Audrey Pulvar : Ce qui m’a frappée ce sont les thèmes, assez sombres, de ces court-métrages. Si c’est la vision que les antillo-guyanais ont de leur société, c’est en même temps réaliste et un peu angoissant. Il y avait beaucoup de sujets sur la folie, notamment celle des femmes, sur leur mal-être, et puis sur le désoeuvrement des jeunes. Des jeunes qui s’ennuient, sont un peu perdus, qui ne trouvent pas leur place et sont sollicités par tous types de trafic, la violence etc. Tout ça est beaucoup revenu. J’imagine que ça veut dire quelque chose quand même. Je me suis dit que c’était bien, parce que c’est réaliste, mais en même temps il n’y a pas matière à rêver, à espérer.

Ça donne quelque part la « température » de nos pays. Et, hormis ces thèmes ?

Sur la qualité et la créativité, j’ai trouvé que c’était bien. Une belle sélection. Tous les films, y compris ceux qui n’ont pas été primés, méritent le détour. Ils ont tous une singularité. Certains sont évidemment plus aboutis que d’autres, mais à part un ou deux qui avaient vraiment beaucoup de faiblesses, la plupart tiennent la route.

Certains critères d’appréciation primaient-ils sur d’autres ?

Oui. C’est comme une question de coefficients. On a essayé de pondérer un peu les choses, ne pas donner une prime trop forte à ceux qui avaient manifestement une connaissance technique plus poussée. Car ils ne partaient pas à armes égales. Il y en a qui avait des moyens de boîte de production, avec un savoir-faire déjà manifeste, et d’autres dans une catégorie plus amateur. Donc la technique, mais aussi la créativité, les sujets choisis, l’interprétation, la direction d’acteurs. On s’est aussi posé la question, quand quelqu’un avait apparemment des moyens techniques importants, de savoir comment il mettait ces moyens-là au service de l’œuvre. On peut avoir la meilleure caméra, avoir pris des cours, savoir faire un champ-contrechamp…

Et être très « creux » au final.

Oui, et très froid.

Vous-même êtes-vous cinéphile ? Vous avez le temps ?

Ah oui, beaucoup. J’ai le temps, et puis quelque part un peu l’obligation parce que j’ai une chronique ‘Culture’ tous les jours sur France Inter, dans laquelle je parle beaucoup de livres, de théâtre, mais aussi de films.

Avez-vous des cinéastes de chevet ? Des « chocs » cinématographiques, passés ou récents ?

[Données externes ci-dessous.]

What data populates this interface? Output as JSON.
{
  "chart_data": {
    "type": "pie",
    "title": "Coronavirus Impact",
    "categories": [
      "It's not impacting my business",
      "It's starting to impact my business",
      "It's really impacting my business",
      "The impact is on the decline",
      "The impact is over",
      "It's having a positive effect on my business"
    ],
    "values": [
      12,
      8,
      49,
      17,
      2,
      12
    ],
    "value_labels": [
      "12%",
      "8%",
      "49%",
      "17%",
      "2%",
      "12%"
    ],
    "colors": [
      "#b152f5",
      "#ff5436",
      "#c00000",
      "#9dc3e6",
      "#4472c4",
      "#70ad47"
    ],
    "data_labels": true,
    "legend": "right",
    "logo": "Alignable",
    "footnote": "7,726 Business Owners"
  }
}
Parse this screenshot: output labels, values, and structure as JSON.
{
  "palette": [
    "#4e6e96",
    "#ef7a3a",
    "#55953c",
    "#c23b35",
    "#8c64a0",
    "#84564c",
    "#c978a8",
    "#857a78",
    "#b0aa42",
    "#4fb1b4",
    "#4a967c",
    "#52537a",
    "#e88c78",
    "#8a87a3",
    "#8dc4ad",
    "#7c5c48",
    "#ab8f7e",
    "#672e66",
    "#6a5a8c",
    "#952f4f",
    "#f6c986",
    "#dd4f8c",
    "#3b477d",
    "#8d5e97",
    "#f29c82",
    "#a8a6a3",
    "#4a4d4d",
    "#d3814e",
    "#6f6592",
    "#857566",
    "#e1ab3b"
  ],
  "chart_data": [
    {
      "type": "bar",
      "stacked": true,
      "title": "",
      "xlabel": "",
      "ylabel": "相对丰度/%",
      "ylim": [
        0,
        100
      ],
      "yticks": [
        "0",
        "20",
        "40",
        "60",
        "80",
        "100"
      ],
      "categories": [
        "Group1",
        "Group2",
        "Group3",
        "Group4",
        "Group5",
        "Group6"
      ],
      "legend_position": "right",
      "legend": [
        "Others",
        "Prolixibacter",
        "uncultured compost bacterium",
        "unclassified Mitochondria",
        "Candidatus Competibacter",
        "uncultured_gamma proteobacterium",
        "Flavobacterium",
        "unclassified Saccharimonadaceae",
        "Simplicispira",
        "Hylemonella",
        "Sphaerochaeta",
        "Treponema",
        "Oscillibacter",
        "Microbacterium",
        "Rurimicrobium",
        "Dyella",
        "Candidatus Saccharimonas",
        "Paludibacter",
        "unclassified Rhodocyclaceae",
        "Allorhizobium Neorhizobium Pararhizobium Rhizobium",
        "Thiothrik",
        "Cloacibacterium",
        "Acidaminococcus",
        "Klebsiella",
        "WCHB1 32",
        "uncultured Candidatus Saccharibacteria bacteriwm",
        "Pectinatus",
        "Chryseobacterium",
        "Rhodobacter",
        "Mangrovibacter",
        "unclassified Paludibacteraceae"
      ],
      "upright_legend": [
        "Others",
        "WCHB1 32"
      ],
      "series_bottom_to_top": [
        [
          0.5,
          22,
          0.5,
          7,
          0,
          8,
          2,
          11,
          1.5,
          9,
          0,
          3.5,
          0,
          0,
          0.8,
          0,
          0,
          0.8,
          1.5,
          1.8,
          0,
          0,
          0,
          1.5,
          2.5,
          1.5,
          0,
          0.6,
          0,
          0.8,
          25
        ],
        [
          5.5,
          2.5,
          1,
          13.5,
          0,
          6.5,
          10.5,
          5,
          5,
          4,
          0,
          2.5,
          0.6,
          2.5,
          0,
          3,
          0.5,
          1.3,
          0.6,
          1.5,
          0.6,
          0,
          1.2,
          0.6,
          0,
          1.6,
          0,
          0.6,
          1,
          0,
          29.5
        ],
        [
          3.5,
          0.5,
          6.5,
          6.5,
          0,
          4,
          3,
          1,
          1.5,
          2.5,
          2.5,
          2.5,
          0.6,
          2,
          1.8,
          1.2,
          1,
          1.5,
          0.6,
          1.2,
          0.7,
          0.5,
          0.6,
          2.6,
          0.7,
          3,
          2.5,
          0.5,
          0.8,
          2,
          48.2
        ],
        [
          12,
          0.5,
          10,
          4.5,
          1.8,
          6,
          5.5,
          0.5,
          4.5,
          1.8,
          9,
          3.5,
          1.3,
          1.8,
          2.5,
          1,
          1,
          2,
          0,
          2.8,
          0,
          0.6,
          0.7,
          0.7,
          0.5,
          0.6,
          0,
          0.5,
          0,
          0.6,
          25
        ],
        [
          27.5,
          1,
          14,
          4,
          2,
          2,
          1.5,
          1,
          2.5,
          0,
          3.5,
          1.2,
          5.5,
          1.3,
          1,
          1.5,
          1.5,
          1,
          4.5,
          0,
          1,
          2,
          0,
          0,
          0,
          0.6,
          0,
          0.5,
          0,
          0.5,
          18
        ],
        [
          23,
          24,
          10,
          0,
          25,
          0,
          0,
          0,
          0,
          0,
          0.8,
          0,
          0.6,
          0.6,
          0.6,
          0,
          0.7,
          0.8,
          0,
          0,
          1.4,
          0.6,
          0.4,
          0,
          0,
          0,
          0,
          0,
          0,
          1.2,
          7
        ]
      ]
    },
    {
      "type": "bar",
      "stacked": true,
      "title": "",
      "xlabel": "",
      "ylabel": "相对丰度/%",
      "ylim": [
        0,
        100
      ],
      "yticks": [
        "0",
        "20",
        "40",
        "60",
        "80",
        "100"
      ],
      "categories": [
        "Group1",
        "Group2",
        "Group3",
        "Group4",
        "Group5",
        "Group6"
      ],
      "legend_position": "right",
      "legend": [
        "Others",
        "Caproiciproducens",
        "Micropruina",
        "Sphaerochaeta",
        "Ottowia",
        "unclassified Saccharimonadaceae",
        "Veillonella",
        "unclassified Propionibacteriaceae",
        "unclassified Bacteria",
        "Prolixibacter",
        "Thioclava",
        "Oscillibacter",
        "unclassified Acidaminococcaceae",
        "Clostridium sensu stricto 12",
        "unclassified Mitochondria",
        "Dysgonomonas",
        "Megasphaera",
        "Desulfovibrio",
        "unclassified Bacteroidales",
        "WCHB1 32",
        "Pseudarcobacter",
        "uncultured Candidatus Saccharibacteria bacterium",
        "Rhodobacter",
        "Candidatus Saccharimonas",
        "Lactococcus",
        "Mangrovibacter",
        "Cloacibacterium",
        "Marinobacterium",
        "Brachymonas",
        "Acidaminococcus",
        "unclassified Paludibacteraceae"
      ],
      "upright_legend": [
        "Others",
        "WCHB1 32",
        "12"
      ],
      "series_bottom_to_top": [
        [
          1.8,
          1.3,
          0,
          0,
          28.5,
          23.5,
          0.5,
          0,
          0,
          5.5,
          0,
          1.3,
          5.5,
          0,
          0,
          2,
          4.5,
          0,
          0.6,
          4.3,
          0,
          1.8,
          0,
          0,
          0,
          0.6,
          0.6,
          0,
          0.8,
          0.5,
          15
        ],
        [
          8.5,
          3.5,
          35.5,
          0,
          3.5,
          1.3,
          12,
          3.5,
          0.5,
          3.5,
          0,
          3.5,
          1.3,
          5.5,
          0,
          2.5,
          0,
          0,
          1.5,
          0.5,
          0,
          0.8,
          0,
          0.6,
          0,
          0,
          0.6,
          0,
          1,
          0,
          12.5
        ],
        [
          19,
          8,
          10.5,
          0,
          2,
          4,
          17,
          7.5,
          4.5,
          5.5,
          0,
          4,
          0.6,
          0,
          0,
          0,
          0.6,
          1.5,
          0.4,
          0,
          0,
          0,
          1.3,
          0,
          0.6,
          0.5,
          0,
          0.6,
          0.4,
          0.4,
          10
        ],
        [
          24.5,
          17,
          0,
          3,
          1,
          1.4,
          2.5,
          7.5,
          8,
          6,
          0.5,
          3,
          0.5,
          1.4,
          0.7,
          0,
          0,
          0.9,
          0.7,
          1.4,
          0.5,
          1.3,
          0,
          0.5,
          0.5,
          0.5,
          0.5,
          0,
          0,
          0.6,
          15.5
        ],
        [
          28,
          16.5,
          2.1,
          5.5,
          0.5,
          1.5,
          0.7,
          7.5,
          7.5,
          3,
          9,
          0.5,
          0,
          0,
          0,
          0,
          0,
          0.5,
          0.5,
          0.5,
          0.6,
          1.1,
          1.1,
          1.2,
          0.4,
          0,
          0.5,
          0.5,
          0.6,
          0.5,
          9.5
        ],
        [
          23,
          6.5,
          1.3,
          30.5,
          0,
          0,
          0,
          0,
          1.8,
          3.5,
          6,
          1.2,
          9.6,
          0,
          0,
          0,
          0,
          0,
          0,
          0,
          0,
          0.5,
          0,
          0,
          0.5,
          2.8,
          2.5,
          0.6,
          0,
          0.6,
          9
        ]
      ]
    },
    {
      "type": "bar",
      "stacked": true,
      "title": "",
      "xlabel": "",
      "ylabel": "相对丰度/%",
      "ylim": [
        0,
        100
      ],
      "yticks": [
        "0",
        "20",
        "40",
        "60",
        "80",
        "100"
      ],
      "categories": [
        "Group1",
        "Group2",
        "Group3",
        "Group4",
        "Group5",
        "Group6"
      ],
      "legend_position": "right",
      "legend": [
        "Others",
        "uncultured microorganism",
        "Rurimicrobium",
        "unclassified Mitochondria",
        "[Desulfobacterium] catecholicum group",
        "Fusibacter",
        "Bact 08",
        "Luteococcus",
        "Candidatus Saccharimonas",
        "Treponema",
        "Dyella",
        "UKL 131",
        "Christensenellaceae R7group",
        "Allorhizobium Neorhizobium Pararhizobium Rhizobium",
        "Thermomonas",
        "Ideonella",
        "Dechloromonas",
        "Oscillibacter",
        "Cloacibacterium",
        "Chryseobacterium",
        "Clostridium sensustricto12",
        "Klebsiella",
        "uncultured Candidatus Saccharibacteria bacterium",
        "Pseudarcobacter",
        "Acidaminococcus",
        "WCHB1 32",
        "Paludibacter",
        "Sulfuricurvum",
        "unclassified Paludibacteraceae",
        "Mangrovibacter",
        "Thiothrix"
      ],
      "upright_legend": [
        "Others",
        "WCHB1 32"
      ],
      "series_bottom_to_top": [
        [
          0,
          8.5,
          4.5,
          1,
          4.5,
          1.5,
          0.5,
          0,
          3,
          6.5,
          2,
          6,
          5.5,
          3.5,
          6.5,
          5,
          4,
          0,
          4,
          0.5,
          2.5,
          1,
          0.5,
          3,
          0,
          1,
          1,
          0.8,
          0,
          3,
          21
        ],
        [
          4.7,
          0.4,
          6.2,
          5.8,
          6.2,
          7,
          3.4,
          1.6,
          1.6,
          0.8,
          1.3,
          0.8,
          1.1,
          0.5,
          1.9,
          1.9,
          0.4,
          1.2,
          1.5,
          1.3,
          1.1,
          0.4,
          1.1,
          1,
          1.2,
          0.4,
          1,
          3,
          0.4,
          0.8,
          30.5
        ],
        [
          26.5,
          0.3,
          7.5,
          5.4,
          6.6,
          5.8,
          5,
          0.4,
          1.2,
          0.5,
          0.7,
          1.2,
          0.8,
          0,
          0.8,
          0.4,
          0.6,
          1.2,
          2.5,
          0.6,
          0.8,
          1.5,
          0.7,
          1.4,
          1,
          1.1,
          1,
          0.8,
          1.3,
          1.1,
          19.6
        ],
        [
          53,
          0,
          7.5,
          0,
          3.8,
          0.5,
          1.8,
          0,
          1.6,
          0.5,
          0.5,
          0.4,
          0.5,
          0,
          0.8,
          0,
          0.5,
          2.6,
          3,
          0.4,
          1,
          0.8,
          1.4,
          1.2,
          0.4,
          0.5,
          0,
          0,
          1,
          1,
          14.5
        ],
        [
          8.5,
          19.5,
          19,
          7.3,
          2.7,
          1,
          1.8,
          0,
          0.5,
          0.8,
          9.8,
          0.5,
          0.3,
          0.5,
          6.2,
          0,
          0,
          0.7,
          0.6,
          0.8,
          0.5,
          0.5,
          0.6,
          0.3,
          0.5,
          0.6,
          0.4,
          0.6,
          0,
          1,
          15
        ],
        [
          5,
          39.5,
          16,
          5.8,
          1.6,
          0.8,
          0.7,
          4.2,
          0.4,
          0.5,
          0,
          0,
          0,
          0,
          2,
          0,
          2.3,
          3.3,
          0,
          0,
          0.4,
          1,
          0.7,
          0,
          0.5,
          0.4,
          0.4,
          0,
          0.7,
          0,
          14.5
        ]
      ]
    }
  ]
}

(Sourire) Il y en a plein. J’ai toujours été très cinéphile. Y compris quand j’habitais ici. Enfant et adolescente, il n’y avait pas internet, pas Madiana (sourire). En plus j’habitais à la campagne, au Saint-Esprit ; j’avais vraiment une sensation d’isolement. Mais il y a un truc qui était génial, j’avais pu m’abonner au magazine Première. Tous les mois j’avais le magazine avec les fiches cinéma, et je rêvais de films que je ne verrais probablement jamais. Mais j’ai appris beaucoup de choses sur les réalisateurs. J’y avais aussi un peu accès grâce au CMAC, il y avait des programmations assez intéressantes. Mes réalisateurs « cultes », c’est David Lynch, Stanley Kubrick. Mais j’aime aussi John Ford, Steven Spielberg, François Truffaut, le cinéma asiatique, notamment Takeshi Kitano.

 

Vous évoquiez votre chronique « Culture » sur Inter, mais quand serez-vous « autorisée » à revenir à la politique ? Après la présidentielle ? [suite à la candidature de son compagnon, Arnaud Montebourg, aux primaires du PS, la journaliste a été « écartée », fin 2010, de toute émission politique par les directions de France Inter et de i-Télé, ndr

(Sourire) Normalement quand mon compagnon ne sera plus en course. Certains pensent que ce sera très rapide, d’autres que ce le sera moins (sourire). On verra bien ce qu’en pensent les électeurs de gauche.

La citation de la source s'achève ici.